Étant donné que le projet de loi C-6 porte sur les éléments problématiques du projet de loi C-24, les parties litigantes dans ces affaires se battaient avec acharnement pour les droits de tous les Canadiens en attendant que cette assemblée rétablisse la constitutionnalité de la Loi sur la citoyenneté au moyen du projet de loi C-6. Si nous manquons une fois de plus à notre devoir, ces parties continueront de lutter dans les tribunaux pour les droits des Canadiens.

Honorables sénateurs, à mon avis, ce n’est pas correct. Notre fonction est de faire respecter la Constitution et non de laisser les tribunaux faire notre travail. C’est en grande partie pour cette raison que j’appuie le projet de loi C-6.

Je ne m’exprimerai pas longuement sur cela sujet, puisque j’y reviendrai plus tard. Toutefois, je crois que c’est un pas important vers la garantie que les lois sur la citoyenneté sont conformes à la Charte.

En rétablissant la constitutionnalité de la Loi sur la citoyenneté, nous pouvons soulager les tribunaux de ce fardeau et faire le travail pour lequel nous avons été envoyés ici plutôt que de laisser les tribunaux s’en charger. Nous comptons depuis trop longtemps sur les tribunaux pour assumer notre responsabilité de parlementaires.

Puisque tant de Canadiens comptent sur nous pour protéger les droits qui ont été enfreints par le projet de loi C-24, cet amendement va à l’encontre de l’esprit de ce que ce projet de loi accomplira. Contrairement au projet de loi C-6, cet amendement sera à l’origine d’autres problèmes constitutionnels.

Plus particulièrement, cet amendement introduit des mesures contraires à l’article 15 de la Charte de la même manière que l’avait fait le projet de loi C-24 en 2014. Il réintroduit la sanction de révocation de la citoyenneté pour les auteurs de certains crimes s’ils sont ressortissants de deux pays alors que les ressortissants d’un seul pays ne seront pas exposés à ce risque. Toutefois, selon cet amendement, c’est le juge et non le ministre qui fera la déclaration.

En vertu de l’article 15 de la Charte, la loi ne fait acception de personne et s’applique également à tous, indépendamment de leur origine nationale. Autrement dit, tous les Canadiens doivent encourir les mêmes sanctions s’ils commettent les mêmes crimes.

Des experts d’un bout à l’autre du Canada ont indiqué qu’il était inconstitutionnel de créer un système dans lequel les ressortissants de deux pays peuvent voir leur citoyenneté révoquée, mais non les ressortissants d’un seul pays.
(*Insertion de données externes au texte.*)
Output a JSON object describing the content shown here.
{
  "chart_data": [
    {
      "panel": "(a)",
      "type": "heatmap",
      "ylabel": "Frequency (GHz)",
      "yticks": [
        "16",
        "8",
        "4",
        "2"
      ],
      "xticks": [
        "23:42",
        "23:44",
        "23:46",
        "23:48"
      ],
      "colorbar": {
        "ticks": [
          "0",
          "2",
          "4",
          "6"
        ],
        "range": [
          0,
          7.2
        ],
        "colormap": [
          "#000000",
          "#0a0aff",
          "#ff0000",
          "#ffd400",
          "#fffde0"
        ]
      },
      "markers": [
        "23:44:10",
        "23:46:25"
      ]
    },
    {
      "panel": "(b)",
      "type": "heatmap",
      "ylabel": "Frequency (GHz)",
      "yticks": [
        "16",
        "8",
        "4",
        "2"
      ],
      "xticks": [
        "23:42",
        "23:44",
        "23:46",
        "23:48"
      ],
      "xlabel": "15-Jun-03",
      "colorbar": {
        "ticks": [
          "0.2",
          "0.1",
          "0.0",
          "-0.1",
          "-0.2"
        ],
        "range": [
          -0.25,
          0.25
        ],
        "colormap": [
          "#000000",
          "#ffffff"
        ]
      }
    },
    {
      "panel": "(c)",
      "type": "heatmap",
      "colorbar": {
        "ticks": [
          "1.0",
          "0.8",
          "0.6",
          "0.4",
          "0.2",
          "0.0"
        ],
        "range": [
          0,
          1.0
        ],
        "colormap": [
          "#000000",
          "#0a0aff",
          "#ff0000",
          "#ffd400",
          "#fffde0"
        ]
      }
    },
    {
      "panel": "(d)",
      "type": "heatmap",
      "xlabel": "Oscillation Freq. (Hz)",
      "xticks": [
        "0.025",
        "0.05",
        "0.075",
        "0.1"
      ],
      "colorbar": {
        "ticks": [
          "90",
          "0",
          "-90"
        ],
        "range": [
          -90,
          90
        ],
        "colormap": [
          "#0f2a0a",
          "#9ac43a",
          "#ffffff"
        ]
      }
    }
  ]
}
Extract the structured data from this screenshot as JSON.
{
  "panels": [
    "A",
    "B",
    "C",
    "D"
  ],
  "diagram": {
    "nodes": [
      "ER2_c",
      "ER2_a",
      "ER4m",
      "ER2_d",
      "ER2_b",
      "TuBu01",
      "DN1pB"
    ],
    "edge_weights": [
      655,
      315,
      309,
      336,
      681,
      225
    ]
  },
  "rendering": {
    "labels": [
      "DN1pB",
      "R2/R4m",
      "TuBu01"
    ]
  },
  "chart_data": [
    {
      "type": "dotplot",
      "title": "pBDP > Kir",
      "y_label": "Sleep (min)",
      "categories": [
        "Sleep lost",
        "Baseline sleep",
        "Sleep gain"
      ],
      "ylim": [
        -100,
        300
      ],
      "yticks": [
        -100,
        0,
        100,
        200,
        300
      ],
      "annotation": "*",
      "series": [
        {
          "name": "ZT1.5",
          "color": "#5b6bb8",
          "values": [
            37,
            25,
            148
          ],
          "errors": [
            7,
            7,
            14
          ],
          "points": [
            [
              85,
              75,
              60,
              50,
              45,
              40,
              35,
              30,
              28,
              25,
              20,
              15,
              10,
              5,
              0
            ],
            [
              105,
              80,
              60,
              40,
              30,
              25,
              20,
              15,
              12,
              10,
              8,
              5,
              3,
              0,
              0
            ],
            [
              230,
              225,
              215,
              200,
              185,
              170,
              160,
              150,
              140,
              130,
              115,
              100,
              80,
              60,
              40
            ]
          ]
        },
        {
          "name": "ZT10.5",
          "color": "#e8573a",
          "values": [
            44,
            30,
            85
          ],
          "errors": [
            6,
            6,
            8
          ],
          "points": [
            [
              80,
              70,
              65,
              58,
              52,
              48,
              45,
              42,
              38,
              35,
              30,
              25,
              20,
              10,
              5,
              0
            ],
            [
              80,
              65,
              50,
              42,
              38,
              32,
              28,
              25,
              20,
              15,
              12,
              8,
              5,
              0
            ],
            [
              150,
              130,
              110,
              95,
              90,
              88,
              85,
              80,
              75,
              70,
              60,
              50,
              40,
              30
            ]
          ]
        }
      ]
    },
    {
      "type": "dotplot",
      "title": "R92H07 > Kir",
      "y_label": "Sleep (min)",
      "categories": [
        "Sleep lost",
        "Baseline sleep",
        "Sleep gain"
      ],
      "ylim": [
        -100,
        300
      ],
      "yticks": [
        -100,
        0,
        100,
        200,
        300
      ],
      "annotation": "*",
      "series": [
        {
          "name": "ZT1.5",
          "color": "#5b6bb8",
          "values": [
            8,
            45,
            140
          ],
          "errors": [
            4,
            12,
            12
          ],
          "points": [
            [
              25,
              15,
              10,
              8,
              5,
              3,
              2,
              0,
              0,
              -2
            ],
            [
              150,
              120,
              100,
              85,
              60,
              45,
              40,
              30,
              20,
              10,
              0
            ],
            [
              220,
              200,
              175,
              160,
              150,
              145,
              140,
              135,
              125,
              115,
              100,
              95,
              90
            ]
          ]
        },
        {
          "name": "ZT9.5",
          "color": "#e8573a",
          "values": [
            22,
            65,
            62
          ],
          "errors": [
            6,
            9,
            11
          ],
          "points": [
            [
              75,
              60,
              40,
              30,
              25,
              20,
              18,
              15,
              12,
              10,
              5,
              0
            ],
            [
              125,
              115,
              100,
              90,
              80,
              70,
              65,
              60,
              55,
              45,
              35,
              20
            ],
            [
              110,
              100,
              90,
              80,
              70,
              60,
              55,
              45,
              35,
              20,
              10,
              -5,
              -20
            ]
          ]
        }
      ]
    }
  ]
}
Audrey Macklin, qui a témoigné devant le Comité sénatorial permanent des affaires sociales, des sciences et de la technologie, a bien résumé la situation en disant ceci :

Comme toute autre démocratie libérale, le Canada croit à l’idée qu’il n’y a pas de citoyens de seconde zone. Une fois qu’on est devenu citoyen, on est l’égal de tous les autres citoyens. Si on fait peser la menace de la révocation sur une catégorie de citoyens et pas sur une autre, c’est évidemment de la discrimination fondée sur la question de savoir si on est ressortissant d’un ou de plusieurs pays.

Le projet de loi C-6 règle le problème du projet de loi C-24 en éliminant entièrement l’élément qui pose problème dans la Loi sur la citoyenneté.

(1500)

Cet amendement fera resurgir cette situation problématique. Confier à un juge plutôt qu’à un ministre le pouvoir de révocation de la citoyenneté ne change rien au fait que le système proposé n’est pas équitable. Les ressortissants de deux pays reconnus coupables de crimes de terrorisme encourront toujours une sanction supplémentaire.

Honorables sénateurs, les gens qui mènent les cinq contestations judiciaires contre le projet de loi C-24 attendent que nous changions la Loi sur la citoyenneté pour qu’elle respecte les droits prévus à l’article 15. En fait, chaque affaire mentionne explicitement l’article 15 en contestant la constitutionnalité de l’actuelle Loi sur la citoyenneté. Les parties litigantes dans ces affaires croient que, quelles que soient ses origines, un Canadien est un Canadien, point à la ligne. Dès lors, tous les Canadiens devraient être égaux devant la loi.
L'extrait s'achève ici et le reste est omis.